In adult testis, there is a population of germline stem/progenitor cells (known as spermatogonial progenitor cells or SPCs) that are required for life-long production of differentiating germ cells and spermatozoa. A handful of cell intrinsic factors are known to be involved in SPC maintenance, foremost amongst which is the transcription factor Promyelocytic Leukemia Zinc Finger (Plzf). A major focus of the group is to define downstream targets of Plzf in SPCs and their role in SPC function. This is achieved by using a combination of mouse genetics, flow cytometry analysis and in vitro SPC culture techniques.

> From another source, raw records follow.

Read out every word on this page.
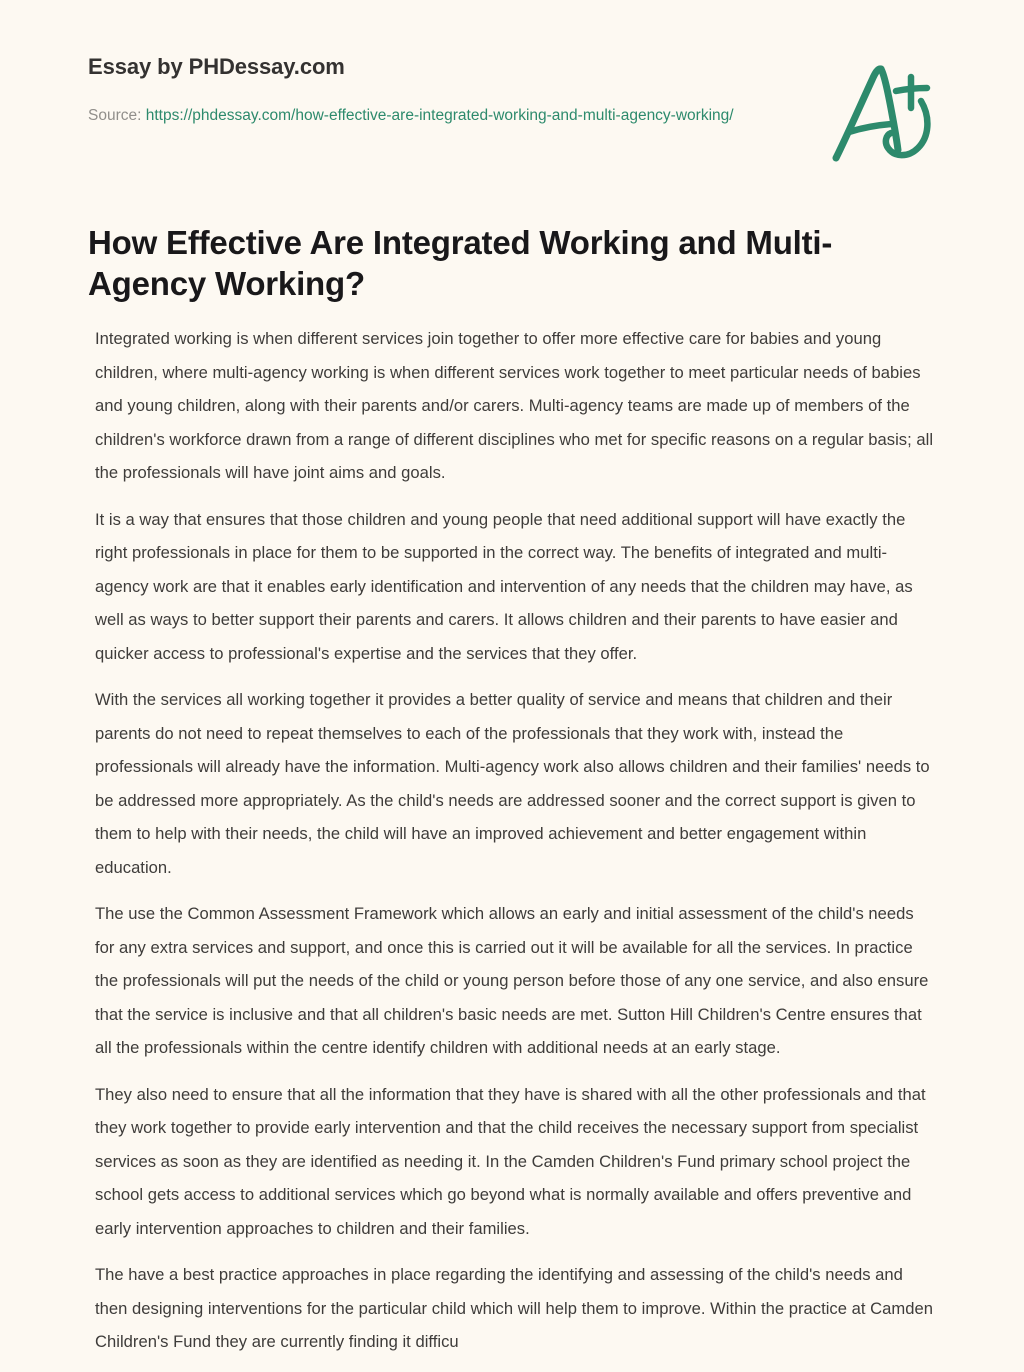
Essay by PHDessay.com
Source: https://phdessay.com/how-effective-are-integrated-working-and-multi-agency-working/
How Effective Are Integrated Working and Multi-Agency Working?

Integrated working is when different services join together to offer more effective care for babies and young children, where multi-agency working is when different services work together to meet particular needs of babies and young children, along with their parents and/or carers. Multi-agency teams are made up of members of the children's workforce drawn from a range of different disciplines who met for specific reasons on a regular basis; all the professionals will have joint aims and goals.

It is a way that ensures that those children and young people that need additional support will have exactly the right professionals in place for them to be supported in the correct way. The benefits of integrated and multi-agency work are that it enables early identification and intervention of any needs that the children may have, as well as ways to better support their parents and carers. It allows children and their parents to have easier and quicker access to professional's expertise and the services that they offer.

With the services all working together it provides a better quality of service and means that children and their parents do not need to repeat themselves to each of the professionals that they work with, instead the professionals will already have the information. Multi-agency work also allows children and their families' needs to be addressed more appropriately. As the child's needs are addressed sooner and the correct support is given to them to help with their needs, the child will have an improved achievement and better engagement within education.

The use the Common Assessment Framework which allows an early and initial assessment of the child's needs for any extra services and support, and once this is carried out it will be available for all the services. In practice the professionals will put the needs of the child or young person before those of any one service, and also ensure that the service is inclusive and that all children's basic needs are met. Sutton Hill Children's Centre ensures that all the professionals within the centre identify children with additional needs at an early stage.

They also need to ensure that all the information that they have is shared with all the other professionals and that they work together to provide early intervention and that the child receives the necessary support from specialist services as soon as they are identified as needing it. In the Camden Children's Fund primary school project the school gets access to additional services which go beyond what is normally available and offers preventive and early intervention approaches to children and their families.

The have a best practice approaches in place regarding the identifying and assessing of the child's needs and then designing interventions for the particular child which will help them to improve. Within the practice at Camden Children's Fund they are currently finding it difficu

The principal aim of this research is to identify and characterize novel molecular mechanisms underlying adult stem cell function.
Transcription factor networks controlling germline progenitor function.
We have characterized a direct functional interaction between Plzf and the transcription factor Spalt-like 4 (Sall4), which belongs to a family of related factors with critical developmental roles. Through conditional deletion of Sall4 within the mouse germ lineage we have identified essential roles for this factor at distinct stages of male germline development. An ongoing research focus of the group is to define Sall4 targets in SPCs and to assess the importance of Plzf-Sall4 crosstalk to embryonic development and in other stem cell systems.
Translational regulation of germline progenitor differentiation.
The mTORC1 signalling complex is a key regulator of mRNA translation within the cell and its activity is perturbed in many pathological conditions including cancer. Activation of mTORC1 promotes mRNA translation in general but can also drive translation of specific sets of mRNAs. We have found that Plzf promotes SPC self-renewal through its ability to indirectly inhibit mTORC1. We aim to assess how mTORC1-driven changes in translation, cell growth and metabolism affect SPC function.
Restriction of germline progenitor potency.
Cultured SPCs can convert spontaneously at low frequency to pluripotent embryonic-like stem cells (germline cell-derived pluripotent stem cells; GPSCs) but the mechanisms driving this reprogramming process are unknown. An interest of the group is to identify those factors controlling SPC to GPSC conversion with a view to improving the efficiency of GPSC formation. This alternative source of pluripotent stem cells can have great relevance for regenerative medicine.
Hobbs, R.M. et al. Functional Antagonism between Sall4 and Plzf Defines Germline Progenitors. Cell Stem Cell 10, 284-98 (2012).
Hobbs, R.M., Seandel, M., Falciatori, I., Rafii, S. & Pandolfi, P.P. Plzf regulates germline progenitor self-renewal by opposing mTORC1. Cell 142, 468-79 (2010).
Fagoonee, S., Hobbs, R.M. et al. Generation of functional hepatocytes from mouse germ line cell-derived pluripotent stem cells in vitro. Stem cells and development 19, 1183-1194 (2010).
Seandel, M. et al. Generation of functional multipotent adult stem cells from GPR125+ germline progenitors. Nature 449, 346-50 (2007).
Costoya, J.A. and Hobbs, R.M. et al. Essential role of Plzf in maintenance of spermatogonial stem cells. Nat Genet 36, 653-9 (2004).